Oh my love, We pray each day.. May you come home, And be okay.
On parle de Corona, c’est tout ce qui occupe tout le monde,
mais pendant ce temps-là, Yahaya, tu sais ce que mon gouvernement vient
d‘inventer ? Il s’est torturé les neurones, et il a enfin trouvé une
nouvelle solution à la migration ! On l’attendait, on était fébrile :
Encore plus de places en centres fermés, plus de places en prison pour ceux
dont le seul délit est de ne pas avoir les bons papiers.

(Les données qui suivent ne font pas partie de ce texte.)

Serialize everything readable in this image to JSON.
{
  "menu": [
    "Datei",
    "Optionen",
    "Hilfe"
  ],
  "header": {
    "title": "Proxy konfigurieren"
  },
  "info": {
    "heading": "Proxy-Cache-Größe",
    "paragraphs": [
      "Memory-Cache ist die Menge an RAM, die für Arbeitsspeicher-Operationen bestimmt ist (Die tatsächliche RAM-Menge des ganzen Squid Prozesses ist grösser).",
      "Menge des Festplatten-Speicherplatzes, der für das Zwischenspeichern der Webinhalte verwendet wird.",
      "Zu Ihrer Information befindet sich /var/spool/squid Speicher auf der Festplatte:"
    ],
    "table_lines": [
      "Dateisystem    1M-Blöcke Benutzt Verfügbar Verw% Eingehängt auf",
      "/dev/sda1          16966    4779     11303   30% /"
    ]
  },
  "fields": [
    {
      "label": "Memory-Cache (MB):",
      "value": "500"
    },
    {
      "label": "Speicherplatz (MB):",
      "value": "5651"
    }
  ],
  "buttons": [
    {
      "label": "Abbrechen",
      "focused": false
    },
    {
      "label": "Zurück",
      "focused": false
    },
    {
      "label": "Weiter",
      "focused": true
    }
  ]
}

Je voudrais pouvoir t’expliquer, je voudrais pouvoir
m’excuser, je voudrais te crier, « c’est le temps de repartir essayer sans
te faire pourchasser », après ce sera trop tard, ils auront gagné, je
voudrais te dire que je vais arriver à vous protéger, mais tout ça, ça sert à
quoi ? C’est du vent.
Je lis les derniers articles sur leurs soi disant « bonnes
politiques fermes mais humaines », ça fait des années qu’ils nous servent leur même soupe, et je ne sais plus si je suis en colère, triste, révoltée,
prête à repartir me battre, essoufflée.
Toi ce qui t’intéresse c’est de savoir
si j’ai mis des grosses chaussettes parce qu’il fait froid dehors aujourd’hui.

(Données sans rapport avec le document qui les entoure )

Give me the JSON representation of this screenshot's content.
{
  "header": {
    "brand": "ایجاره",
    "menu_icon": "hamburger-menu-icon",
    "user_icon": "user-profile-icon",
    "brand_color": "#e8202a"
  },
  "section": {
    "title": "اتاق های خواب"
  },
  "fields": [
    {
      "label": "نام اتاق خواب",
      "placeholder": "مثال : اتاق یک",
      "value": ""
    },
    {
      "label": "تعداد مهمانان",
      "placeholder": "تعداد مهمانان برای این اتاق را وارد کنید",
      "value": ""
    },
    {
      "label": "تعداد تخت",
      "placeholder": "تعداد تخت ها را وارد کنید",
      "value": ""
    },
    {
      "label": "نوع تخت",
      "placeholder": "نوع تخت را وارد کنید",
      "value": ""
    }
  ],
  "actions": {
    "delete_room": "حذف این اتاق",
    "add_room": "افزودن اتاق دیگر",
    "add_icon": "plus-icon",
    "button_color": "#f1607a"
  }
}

Comment revenir à l’essentiel ? L’essentiel tu as
raison, c’est de savoir si j’ai mis des grosses chaussettes parce que c’est me
montrer que tu t’inquiètes pour moi, l’essentiel, c’est de te regarder avec un
grand sourire, te remercier, et me demander comment même tu as pu y penser à
ces grosses chaussettes ?
On n’est pas un couple pourtant. Je ne pourrai jamais
définir ce que tu es pour moi, comme je ne saurai jamais définir ce qui sont
tes frères et sœurs. En fait si, ce sont mes frères et sœurs, comme toi tu es
devenu mon frère.
Ce que ce nouvel accord veut dire pour toi, Yahaya, c’est
que ta vie en Europe sera encore plus merdique qu’avant. Comme si elle ne
l’était pas suffisamment.
Je voudrais pouvoir leur demander Yahaya, je voudrais savoir
s’ils vont dormir tranquilles ce soir. S’ils sont satisfaits d’eux-mêmes.

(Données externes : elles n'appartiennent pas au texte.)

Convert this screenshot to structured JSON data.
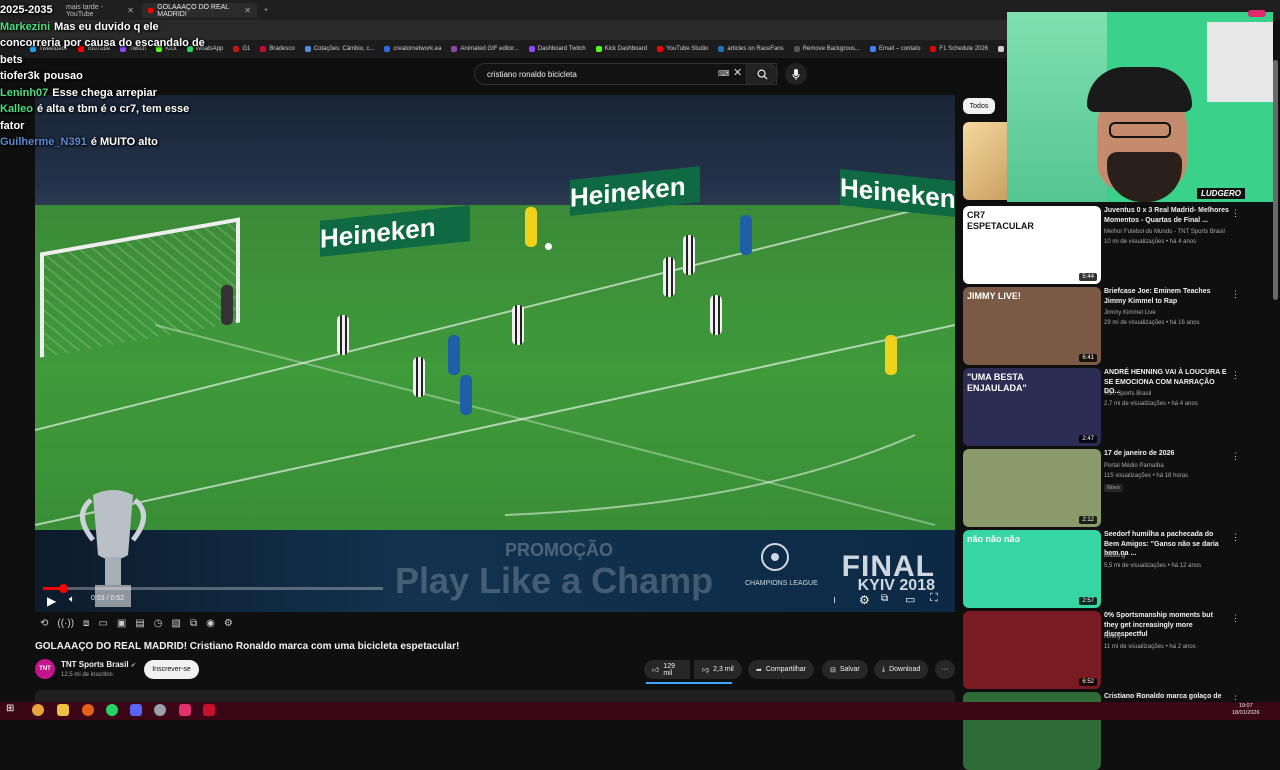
{
  "browser": {
    "tabs": [
      {
        "label": "mais tarde - YouTube"
      },
      {
        "label": "GOLAAAÇO DO REAL MADRID!",
        "active": true
      }
    ],
    "new_tab": "+",
    "bookmarks": [
      "Tweetdeck",
      "YouTube",
      "Twitch",
      "Kick",
      "WhatsApp",
      "G1",
      "Bradesco",
      "Cotações: Câmbio, c...",
      "creatornetwork.ea",
      "Animated GIF editor...",
      "Dashboard Twitch",
      "Kick Dashboard",
      "YouTube Studio",
      "articles on RaceFans",
      "Remove Backgrous...",
      "Email – contato",
      "F1 Schedule 2026",
      "NFS"
    ]
  },
  "stream_overlay": {
    "year_label": "2025-2035",
    "chat": [
      {
        "user": "Markezini",
        "color": "#4ade80",
        "text": "Mas eu duvido q ele concorreria por causa do escandalo de bets"
      },
      {
        "user": "tiofer3k",
        "color": "#ffffff",
        "text": "pousao"
      },
      {
        "user": "Leninh07",
        "color": "#4ade80",
        "text": "Esse chega arrepiar"
      },
      {
        "user": "Kalleo",
        "color": "#4ade80",
        "text": "é alta e tbm é o cr7, tem esse fator"
      },
      {
        "user": "Guilherme_N391",
        "color": "#5a8ad6",
        "text": "é MUITO alto"
      }
    ],
    "webcam_logo": "LUDGERO"
  },
  "header": {
    "search_value": "cristiano ronaldo bicicleta"
  },
  "video": {
    "time": "0:03 / 0:52",
    "progress": 0.06,
    "board_text": "Heineken",
    "banner_promo": "PROMOÇÃO",
    "banner_text": "Play Like a Champ",
    "banner_final": "FINAL",
    "banner_city": "KYIV 2018",
    "banner_ucl": "CHAMPIONS LEAGUE"
  },
  "below": {
    "title": "GOLAAAÇO DO REAL MADRID! Cristiano Ronaldo marca com uma bicicleta espetacular!",
    "channel": "TNT Sports Brasil",
    "channel_avatar": "TNT",
    "subscribers": "12,5 mi de inscritos",
    "subscribe_label": "Inscrever-se",
    "likes": "129 mil",
    "dislikes": "2,3 mil",
    "share_label": "Compartilhar",
    "save_label": "Salvar",
    "download_label": "Download",
    "more_label": "···"
  },
  "sidebar": {
    "chip": "Todos",
    "recommendations": [
      {
        "title": "Juventus 0 x 3 Real Madrid- Melhores Momentos - Quartas de Final ...",
        "channel": "Melhor Futebol do Mundo - TNT Sports Brasil",
        "meta": "10 mi de visualizações • há 4 anos",
        "duration": "5:44",
        "thumb_color": "#ffffff",
        "thumb_text": "CR7 ESPETACULAR"
      },
      {
        "title": "Briefcase Joe: Eminem Teaches Jimmy Kimmel to Rap",
        "channel": "Jimmy Kimmel Live",
        "meta": "29 mi de visualizações • há 16 anos",
        "duration": "6:41",
        "thumb_color": "#7a5a44",
        "thumb_text": "JIMMY LIVE!"
      },
      {
        "title": "ANDRÉ HENNING VAI À LOUCURA E SE EMOCIONA COM NARRAÇÃO DO...",
        "channel": "TNT Sports Brasil",
        "meta": "2,7 mi de visualizações • há 4 anos",
        "duration": "2:47",
        "thumb_color": "#2c2c55",
        "thumb_text": "\"UMA BESTA ENJAULADA\""
      },
      {
        "title": "17 de janeiro de 2026",
        "channel": "Portal Médio Parnaíba",
        "meta": "115 visualizações • há 18 horas",
        "duration": "2:12",
        "thumb_color": "#8a9a6a",
        "thumb_text": "",
        "badge": "Novo"
      },
      {
        "title": "Seedorf humilha a pachecada do Bem Amigos: \"Ganso não se daria bem na ...",
        "channel": "Bilbiung",
        "meta": "5,5 mi de visualizações • há 12 anos",
        "duration": "2:57",
        "thumb_color": "#35d6a4",
        "thumb_text": "não não não"
      },
      {
        "title": "0% Sportsmanship moments but they get increasingly more disrespectful",
        "channel": "Ninety",
        "meta": "11 mi de visualizações • há 2 anos",
        "duration": "6:52",
        "thumb_color": "#7a1a22",
        "thumb_text": ""
      },
      {
        "title": "Cristiano Ronaldo marca golaço de",
        "channel": "",
        "meta": "",
        "duration": "",
        "thumb_color": "#2e6b36",
        "thumb_text": ""
      }
    ]
  },
  "taskbar": {
    "time": "19:07",
    "date": "18/01/2026"
  }
}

Moi je regarde Jawar, 2 ans peut-être qu’il est ici, si pas
plus. Qu’est-ce qu’il a vieilli. Quand il est arrivé à la maison, je lui aurais
donné 18-20 ans, maintenant je lui donne la bonne trentaine, si pas plus. Je ne
lui ai jamais demandé son âge à Jawar, mais je sais qu’on aura vieilli un bon
moment ensemble.
Jawar chaque fois que tu es parti de la maison, que tu m’as
dit, « je pars essayer », je t’ai tapé dans la main, je t’ai serré
dans mes bras, et je t’ai dit « good luck, call me tomorow from
London ».
J’en ai marre de cette phrase, si tu savais.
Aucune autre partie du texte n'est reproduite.